Os resultados só surpreenderam quem não conhece a realidade local. "Para nós foi perfeitamente natural. Essa ideia de que o Partido Comunista lidera na Marinha Grande já não corresponde à verdade. Até porque hoje vota-se mais nas pessoas do que nos partidos", diz ao DN Carla Silva, enquanto tira duas bicas ao balcão da cafetaria Hello Darling, na proximidade da Câmara Municipal. Por ali passa muita discussão política, já se vê. E passa a realidade: desde os anos 90, quando o PS ganhou pela primeira vez a Câmara que sempre fora do PCP, no pós 25 de abril, que os comunistas foram perdendo terreno. Ainda voltaram a liderar a autarquia, em 2005 (numa vitória que soube a desforra para Barros Duarte, pois que perdera a Câmara para o PS em 1993), mas não passou desse mandato.
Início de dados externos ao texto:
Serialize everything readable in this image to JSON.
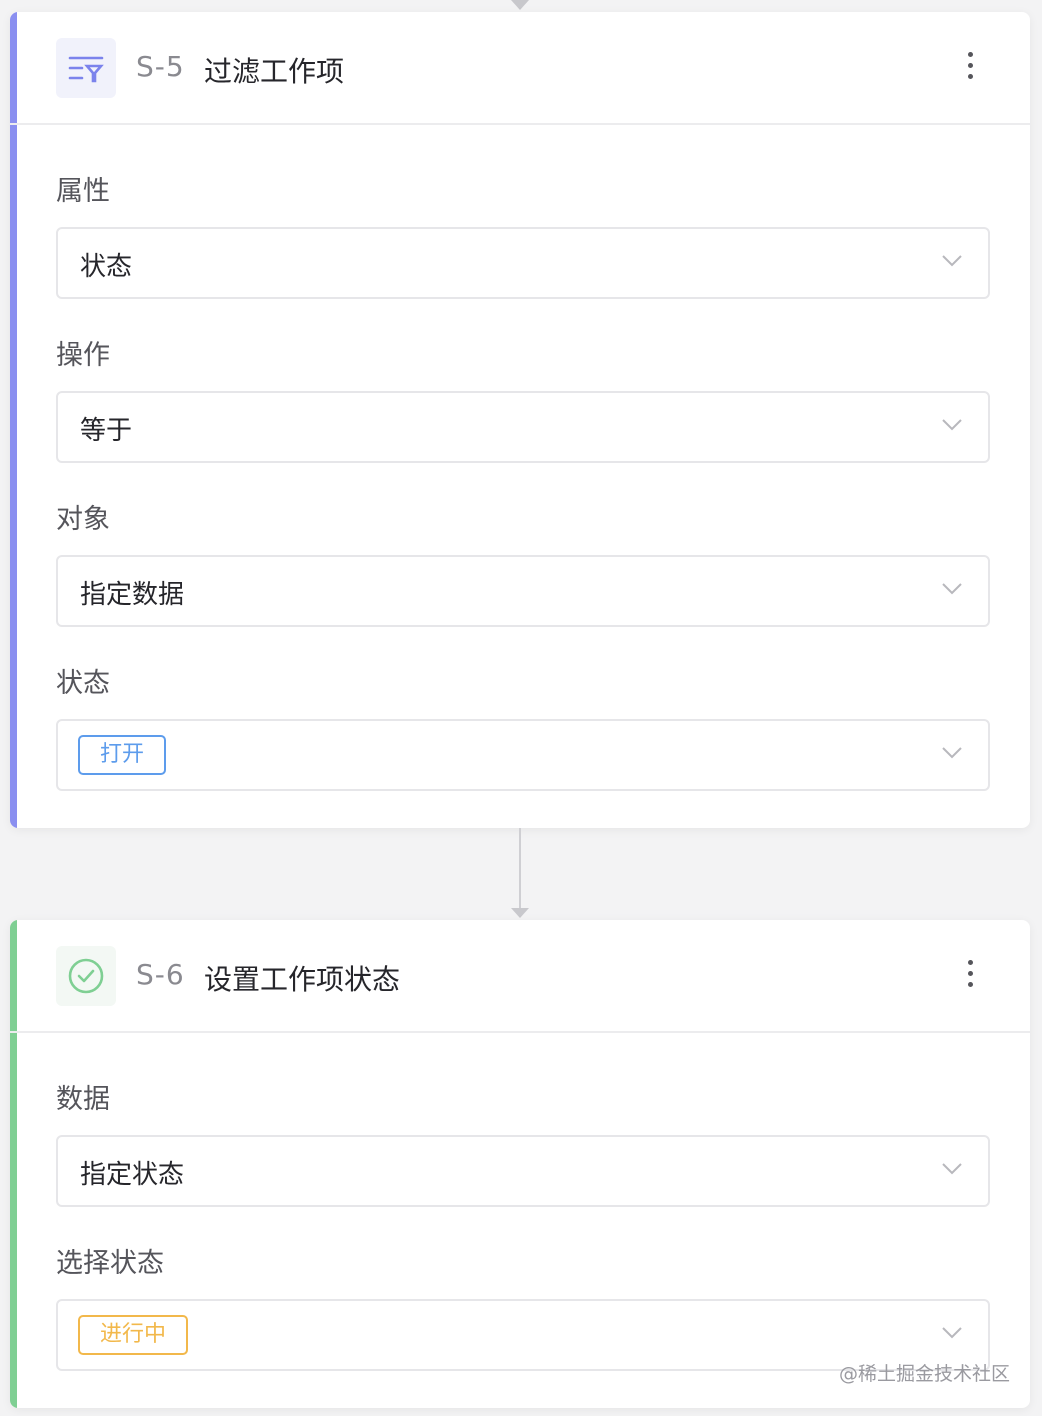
{
  "card1": {
    "accent_color": "#8a8ff0",
    "icon": "filter-list-icon",
    "icon_bg": "#f1f2fb",
    "step_id": "S-5",
    "title": "过滤工作项",
    "fields": [
      {
        "label": "属性",
        "value": "状态"
      },
      {
        "label": "操作",
        "value": "等于"
      },
      {
        "label": "对象",
        "value": "指定数据"
      }
    ],
    "status_field": {
      "label": "状态",
      "tag": "打开",
      "tag_color": "#5d9cec"
    }
  },
  "card2": {
    "accent_color": "#7fcf93",
    "icon": "check-circle-icon",
    "icon_bg": "#f3f8f4",
    "step_id": "S-6",
    "title": "设置工作项状态",
    "fields": [
      {
        "label": "数据",
        "value": "指定状态"
      }
    ],
    "status_field": {
      "label": "选择状态",
      "tag": "进行中",
      "tag_color": "#f2b84b"
    }
  },
  "watermark": "@稀土掘金技术社区"
}
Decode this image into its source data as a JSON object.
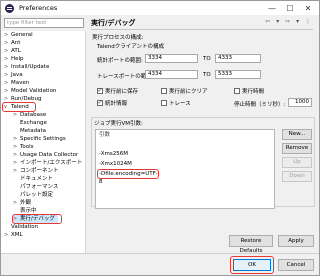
{
  "window": {
    "title": "Preferences"
  },
  "window_controls": {
    "minimize": "—",
    "maximize": "☐",
    "close": "✕"
  },
  "filter": {
    "placeholder": "type filter text"
  },
  "tree": {
    "items": [
      {
        "label": "General",
        "arrow": ">"
      },
      {
        "label": "Ant",
        "arrow": ">"
      },
      {
        "label": "ATL",
        "arrow": ">"
      },
      {
        "label": "Help",
        "arrow": ">"
      },
      {
        "label": "Install/Update",
        "arrow": ">"
      },
      {
        "label": "Java",
        "arrow": ">"
      },
      {
        "label": "Maven",
        "arrow": ">"
      },
      {
        "label": "Model Validation",
        "arrow": ">"
      },
      {
        "label": "Run/Debug",
        "arrow": ">"
      },
      {
        "label": "Talend",
        "arrow": "v"
      },
      {
        "label": "Database",
        "arrow": ">"
      },
      {
        "label": "Exchange",
        "arrow": ""
      },
      {
        "label": "Metadata",
        "arrow": ""
      },
      {
        "label": "Specific Settings",
        "arrow": ">"
      },
      {
        "label": "Tools",
        "arrow": ">"
      },
      {
        "label": "Usage Data Collector",
        "arrow": ">"
      },
      {
        "label": "インポート/エクスポート",
        "arrow": ">"
      },
      {
        "label": "コンポーネント",
        "arrow": ">"
      },
      {
        "label": "ドキュメント",
        "arrow": ""
      },
      {
        "label": "パフォーマンス",
        "arrow": ""
      },
      {
        "label": "パレット設定",
        "arrow": ""
      },
      {
        "label": "外観",
        "arrow": ">"
      },
      {
        "label": "表示中",
        "arrow": ""
      },
      {
        "label": "実行/デバッグ",
        "arrow": ">"
      },
      {
        "label": "Validation",
        "arrow": ""
      },
      {
        "label": "XML",
        "arrow": ">"
      }
    ]
  },
  "header": {
    "title": "実行/デバッグ",
    "nav": "⇦ ▾ ⇨ ▾ ⋮"
  },
  "process": {
    "group_label": "実行プロセスの構成:",
    "client_label": "Talendクライアントの構成",
    "stats_label": "統計ポートの範囲:",
    "stats_from": "3334",
    "stats_to": "4333",
    "trace_label": "トレースポートの範囲:",
    "trace_from": "4334",
    "trace_to": "5333",
    "to_label": "TO"
  },
  "checkboxes": {
    "save_before_run": "実行前に保存",
    "clear_before_run": "実行前にクリア",
    "exec_time": "実行時間",
    "statistics": "統計情報",
    "trace": "トレース",
    "pause_label": "停止時間（ミリ秒）:",
    "pause_value": "1000"
  },
  "jvm": {
    "group_label": "ジョブ実行VM引数:",
    "list_header": "引数",
    "args": [
      "-Xms256M",
      "-Xmx1024M",
      "-Dfile.encoding=UTF-8"
    ]
  },
  "side_buttons": {
    "new": "New...",
    "remove": "Remove",
    "up": "Up",
    "down": "Down"
  },
  "footer": {
    "restore": "Restore Defaults",
    "apply": "Apply",
    "ok": "OK",
    "cancel": "Cancel"
  },
  "colors": {
    "highlight": "#e53935",
    "selection": "#cce8ff"
  }
}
E no que toca a Legislativas, há muito que o PCP começara a perder terreno. De resto, é preciso recuar quase 30 anos para lhe encontrar uma vitória, sendo que o último deputado eleito por Leiria foi José Augusto Esteves, em 1987. De modo que foi igualmente sem surpresa que ontem se confirmou o adeus de Heloísa Apolónia ao Parlamento. A coligação apostara na candidata dos Verdes para o distrito de Leiria, tendo presente todo este histórico. E foi na Marinha Grande que a CDU reuniu (como sempre) para acompanhar a noite eleitoral. Mas nem sinais da candidata, que provavelmente já antevia este desfecho. Quem deu a cara foi Sérgio Leandro, o mandatário distrital. Contactado esta manhã pelo DN, remeteu para o final do dia uma reação da CDU.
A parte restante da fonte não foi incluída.